People would line the sidewalks with their rows of booths and tables, stringing lights and decorations from lampposts, spending just as much time gossiping as they did selling whatever they were offering that season.
No gossip-mongers lined the streets now, but a small platform had been set up on the eastern edge of the grassy inner square with a skinny podium jutting up. Chairs sat in neat rows, dozens-deep, and already a decent crowd had gathered.
Despite the congregation, she had little trouble finding a parking spot. The weather was pleasant enough that a lot of people had likely walked to the square.
Her fixation on the house fire twenty years ago had lured her with easy determination across hundreds of miles, but either the ill-begotten visit to the lot had settled the dread like a boulder in her stomach or the thought of facing the townsfolk she’d spent two decades vilifying set an uncertainty in her bones.
Either way, reluctance pressed her deep into the faux leather of her seat as her hands twisted around the steering wheel. It would’ve broken apart in her hands if she let the anxiety have its way.

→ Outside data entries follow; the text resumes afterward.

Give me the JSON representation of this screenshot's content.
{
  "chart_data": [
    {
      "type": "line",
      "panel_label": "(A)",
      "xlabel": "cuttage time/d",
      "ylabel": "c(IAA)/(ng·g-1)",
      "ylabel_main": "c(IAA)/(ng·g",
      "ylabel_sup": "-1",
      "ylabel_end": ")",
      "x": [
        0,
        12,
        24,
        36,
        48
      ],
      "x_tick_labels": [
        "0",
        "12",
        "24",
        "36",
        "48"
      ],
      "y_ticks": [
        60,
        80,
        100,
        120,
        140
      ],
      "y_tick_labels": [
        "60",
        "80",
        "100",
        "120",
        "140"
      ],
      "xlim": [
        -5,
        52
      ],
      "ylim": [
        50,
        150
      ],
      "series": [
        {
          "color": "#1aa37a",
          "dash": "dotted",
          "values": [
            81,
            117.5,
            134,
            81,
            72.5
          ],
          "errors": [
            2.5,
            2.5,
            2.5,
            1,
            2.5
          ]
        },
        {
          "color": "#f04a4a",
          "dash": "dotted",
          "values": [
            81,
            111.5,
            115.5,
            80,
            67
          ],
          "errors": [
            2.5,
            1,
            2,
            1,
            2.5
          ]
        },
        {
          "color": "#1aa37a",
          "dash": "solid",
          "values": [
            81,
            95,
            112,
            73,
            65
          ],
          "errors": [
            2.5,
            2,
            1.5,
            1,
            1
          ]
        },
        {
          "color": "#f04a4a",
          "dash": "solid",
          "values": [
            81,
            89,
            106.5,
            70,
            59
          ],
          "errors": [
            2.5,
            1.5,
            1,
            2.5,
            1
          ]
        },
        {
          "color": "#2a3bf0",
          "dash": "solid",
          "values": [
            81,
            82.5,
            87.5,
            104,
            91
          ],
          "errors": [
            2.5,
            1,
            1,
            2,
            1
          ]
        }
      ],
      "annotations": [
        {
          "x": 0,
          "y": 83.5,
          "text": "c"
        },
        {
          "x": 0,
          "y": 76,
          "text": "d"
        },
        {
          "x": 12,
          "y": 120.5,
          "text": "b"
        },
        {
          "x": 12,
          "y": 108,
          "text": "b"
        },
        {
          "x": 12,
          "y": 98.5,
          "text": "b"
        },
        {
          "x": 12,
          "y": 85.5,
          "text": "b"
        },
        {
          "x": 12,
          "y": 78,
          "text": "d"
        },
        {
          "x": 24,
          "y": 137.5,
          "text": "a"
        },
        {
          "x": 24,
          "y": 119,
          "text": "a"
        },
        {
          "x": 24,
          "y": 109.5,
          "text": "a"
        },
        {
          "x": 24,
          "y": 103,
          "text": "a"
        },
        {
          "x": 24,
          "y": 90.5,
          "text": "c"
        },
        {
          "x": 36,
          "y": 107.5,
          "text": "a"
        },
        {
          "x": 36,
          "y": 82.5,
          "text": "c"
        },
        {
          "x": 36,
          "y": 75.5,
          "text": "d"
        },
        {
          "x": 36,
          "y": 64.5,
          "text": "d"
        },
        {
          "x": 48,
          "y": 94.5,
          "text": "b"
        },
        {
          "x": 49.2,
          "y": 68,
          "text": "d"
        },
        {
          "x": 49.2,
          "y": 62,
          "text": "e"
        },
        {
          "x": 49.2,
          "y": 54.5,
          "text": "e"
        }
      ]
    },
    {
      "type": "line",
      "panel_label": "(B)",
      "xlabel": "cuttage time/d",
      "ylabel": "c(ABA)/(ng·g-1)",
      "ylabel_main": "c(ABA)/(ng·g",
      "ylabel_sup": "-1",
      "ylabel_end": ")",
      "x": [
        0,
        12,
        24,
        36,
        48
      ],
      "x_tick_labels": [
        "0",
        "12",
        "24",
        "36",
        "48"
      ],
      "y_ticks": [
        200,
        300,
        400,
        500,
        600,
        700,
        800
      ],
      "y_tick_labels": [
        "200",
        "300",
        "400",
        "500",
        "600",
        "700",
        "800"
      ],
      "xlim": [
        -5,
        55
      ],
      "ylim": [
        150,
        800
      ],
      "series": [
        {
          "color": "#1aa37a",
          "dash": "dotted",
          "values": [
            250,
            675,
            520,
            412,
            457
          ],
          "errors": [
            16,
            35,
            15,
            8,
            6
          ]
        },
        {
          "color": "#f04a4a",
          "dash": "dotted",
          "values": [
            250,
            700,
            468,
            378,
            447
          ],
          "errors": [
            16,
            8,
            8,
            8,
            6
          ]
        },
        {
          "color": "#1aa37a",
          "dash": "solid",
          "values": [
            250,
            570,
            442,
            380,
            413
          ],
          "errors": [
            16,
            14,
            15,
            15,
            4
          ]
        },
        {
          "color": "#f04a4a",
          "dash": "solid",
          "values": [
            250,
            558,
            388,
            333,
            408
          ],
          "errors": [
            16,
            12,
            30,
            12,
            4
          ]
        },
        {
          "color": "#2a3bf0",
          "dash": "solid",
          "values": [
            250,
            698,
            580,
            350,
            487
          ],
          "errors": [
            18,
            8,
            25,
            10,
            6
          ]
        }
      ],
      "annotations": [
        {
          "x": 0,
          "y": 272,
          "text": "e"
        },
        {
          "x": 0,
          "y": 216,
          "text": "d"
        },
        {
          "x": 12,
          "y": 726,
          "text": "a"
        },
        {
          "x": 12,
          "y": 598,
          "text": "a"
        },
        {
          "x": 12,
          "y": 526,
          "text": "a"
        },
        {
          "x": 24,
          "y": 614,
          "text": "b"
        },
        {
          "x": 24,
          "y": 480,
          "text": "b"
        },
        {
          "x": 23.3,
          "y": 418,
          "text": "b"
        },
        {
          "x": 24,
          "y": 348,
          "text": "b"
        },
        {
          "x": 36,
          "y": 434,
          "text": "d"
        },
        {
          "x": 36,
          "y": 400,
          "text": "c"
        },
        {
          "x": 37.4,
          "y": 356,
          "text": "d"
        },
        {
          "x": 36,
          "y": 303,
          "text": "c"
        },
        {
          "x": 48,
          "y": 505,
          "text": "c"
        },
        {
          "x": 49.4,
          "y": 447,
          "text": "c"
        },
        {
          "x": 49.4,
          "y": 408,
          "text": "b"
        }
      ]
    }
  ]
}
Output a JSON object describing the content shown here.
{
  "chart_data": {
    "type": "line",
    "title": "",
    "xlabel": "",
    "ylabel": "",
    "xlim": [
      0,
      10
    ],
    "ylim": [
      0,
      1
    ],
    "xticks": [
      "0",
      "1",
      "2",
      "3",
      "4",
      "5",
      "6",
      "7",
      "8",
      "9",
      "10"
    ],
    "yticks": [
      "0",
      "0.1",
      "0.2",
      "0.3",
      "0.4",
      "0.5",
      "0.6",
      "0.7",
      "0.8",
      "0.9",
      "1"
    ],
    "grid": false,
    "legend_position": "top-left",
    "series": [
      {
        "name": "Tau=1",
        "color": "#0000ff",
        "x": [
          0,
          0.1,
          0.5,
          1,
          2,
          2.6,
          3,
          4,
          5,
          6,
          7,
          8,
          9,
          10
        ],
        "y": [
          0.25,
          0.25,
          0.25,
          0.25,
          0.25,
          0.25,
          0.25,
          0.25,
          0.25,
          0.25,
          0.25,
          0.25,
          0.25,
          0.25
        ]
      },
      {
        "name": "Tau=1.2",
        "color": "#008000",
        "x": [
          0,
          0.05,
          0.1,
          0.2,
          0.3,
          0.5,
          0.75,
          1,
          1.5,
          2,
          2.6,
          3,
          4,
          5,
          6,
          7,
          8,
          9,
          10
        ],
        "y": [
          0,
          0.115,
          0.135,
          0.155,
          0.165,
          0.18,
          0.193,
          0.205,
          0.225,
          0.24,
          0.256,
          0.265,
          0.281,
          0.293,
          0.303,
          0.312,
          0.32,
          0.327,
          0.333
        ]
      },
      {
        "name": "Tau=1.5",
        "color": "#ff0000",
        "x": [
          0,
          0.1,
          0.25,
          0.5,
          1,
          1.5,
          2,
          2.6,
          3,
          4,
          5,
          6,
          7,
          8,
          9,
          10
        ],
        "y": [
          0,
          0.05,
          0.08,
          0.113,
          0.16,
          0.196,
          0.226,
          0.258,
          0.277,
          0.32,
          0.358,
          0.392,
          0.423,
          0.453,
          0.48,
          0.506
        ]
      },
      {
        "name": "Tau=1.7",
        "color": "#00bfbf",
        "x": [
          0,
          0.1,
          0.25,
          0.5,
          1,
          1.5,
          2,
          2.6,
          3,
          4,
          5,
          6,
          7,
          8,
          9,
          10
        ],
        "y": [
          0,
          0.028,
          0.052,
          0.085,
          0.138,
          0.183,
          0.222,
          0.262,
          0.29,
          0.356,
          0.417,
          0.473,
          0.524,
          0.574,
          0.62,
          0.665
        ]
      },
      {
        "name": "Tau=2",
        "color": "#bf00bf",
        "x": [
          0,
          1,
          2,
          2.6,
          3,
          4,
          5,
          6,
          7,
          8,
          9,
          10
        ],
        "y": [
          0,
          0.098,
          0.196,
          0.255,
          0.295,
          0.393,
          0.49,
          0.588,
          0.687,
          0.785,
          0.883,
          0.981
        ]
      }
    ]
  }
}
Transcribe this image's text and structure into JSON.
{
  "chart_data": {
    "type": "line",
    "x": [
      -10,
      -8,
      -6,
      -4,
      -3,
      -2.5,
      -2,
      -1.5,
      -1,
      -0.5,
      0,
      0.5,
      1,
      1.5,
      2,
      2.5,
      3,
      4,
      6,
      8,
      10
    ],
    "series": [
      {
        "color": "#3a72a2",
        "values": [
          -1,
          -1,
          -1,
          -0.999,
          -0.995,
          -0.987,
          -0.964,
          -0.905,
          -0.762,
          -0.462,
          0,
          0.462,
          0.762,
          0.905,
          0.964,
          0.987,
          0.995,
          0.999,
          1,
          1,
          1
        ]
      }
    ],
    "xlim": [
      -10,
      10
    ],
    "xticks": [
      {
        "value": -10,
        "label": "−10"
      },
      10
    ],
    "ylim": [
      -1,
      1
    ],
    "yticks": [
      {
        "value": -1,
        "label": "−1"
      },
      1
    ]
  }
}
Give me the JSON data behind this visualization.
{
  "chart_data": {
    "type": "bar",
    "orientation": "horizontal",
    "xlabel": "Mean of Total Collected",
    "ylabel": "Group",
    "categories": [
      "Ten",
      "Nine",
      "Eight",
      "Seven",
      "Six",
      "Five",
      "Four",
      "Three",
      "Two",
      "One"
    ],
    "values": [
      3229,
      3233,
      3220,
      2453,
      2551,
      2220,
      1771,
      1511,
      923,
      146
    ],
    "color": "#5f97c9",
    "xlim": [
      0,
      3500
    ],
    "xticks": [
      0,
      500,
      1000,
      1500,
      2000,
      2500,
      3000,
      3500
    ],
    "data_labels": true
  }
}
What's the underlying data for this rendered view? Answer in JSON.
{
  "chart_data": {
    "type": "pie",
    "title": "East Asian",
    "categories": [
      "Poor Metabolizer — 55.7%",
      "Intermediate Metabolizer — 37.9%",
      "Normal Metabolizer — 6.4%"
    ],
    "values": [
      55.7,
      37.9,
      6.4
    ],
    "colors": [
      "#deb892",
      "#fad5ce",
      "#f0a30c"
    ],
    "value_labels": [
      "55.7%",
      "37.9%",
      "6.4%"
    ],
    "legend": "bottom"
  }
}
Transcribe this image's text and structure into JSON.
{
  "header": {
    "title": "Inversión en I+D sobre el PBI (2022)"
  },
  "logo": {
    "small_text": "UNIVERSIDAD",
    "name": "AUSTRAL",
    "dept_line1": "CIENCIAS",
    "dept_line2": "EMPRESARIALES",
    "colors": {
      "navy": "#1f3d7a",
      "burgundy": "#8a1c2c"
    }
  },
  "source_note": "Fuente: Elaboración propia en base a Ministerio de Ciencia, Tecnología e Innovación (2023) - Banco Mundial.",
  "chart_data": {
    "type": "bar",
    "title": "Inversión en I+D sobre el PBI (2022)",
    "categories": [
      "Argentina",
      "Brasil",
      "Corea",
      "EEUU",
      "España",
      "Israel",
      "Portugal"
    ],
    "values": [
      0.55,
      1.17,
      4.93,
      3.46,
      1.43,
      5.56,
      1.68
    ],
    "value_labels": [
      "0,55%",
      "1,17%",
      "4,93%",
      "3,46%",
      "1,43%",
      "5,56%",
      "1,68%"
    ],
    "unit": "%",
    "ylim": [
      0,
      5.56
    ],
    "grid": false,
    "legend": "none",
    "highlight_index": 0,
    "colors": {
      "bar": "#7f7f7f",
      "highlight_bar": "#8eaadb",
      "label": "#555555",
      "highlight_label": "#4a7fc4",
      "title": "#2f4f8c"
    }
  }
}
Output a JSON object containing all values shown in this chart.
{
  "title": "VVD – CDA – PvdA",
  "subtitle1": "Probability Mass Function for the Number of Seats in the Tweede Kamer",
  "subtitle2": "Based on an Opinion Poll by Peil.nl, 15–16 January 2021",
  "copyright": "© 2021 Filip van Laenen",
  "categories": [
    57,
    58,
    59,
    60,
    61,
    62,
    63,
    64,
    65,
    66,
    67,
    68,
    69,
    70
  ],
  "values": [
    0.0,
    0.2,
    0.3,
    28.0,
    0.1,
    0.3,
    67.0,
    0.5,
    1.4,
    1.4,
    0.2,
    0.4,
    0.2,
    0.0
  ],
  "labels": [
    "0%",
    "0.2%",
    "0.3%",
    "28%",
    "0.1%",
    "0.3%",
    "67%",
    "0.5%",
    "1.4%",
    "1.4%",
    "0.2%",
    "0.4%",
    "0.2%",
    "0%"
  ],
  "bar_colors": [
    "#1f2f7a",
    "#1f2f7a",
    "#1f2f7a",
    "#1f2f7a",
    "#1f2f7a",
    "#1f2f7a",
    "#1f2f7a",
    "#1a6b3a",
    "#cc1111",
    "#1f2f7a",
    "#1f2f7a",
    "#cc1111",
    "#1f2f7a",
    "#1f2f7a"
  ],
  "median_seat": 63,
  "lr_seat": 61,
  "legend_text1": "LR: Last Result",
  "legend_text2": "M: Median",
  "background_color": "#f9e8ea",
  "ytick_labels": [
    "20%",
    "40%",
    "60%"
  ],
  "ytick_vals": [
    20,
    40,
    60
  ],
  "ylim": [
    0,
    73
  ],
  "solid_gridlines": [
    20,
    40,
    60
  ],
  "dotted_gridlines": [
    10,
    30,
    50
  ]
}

She’d already been to the Cedar Hollow Inn, calling on Sally Anne—her mother’s best friend once upon a time—for an early check-in since she and her husband owned the place. Sally had happily obliged, though Jocelyn hadn’t missed the concern written across the other woman’s face.
It didn’t take long for Sally to express the worry that Jocelyn’s presence would cause a bit of a stir. A population of scarcely ten thousand meant that newcomers got noticed, and someone whose history was as deep and bruised as Jocelyn’s was with Cedar Hollow guaranteed her visit would be the talk of the town.
But Jocelyn was okay with talk, especially if it meant the secrets she knew were buried would slip out.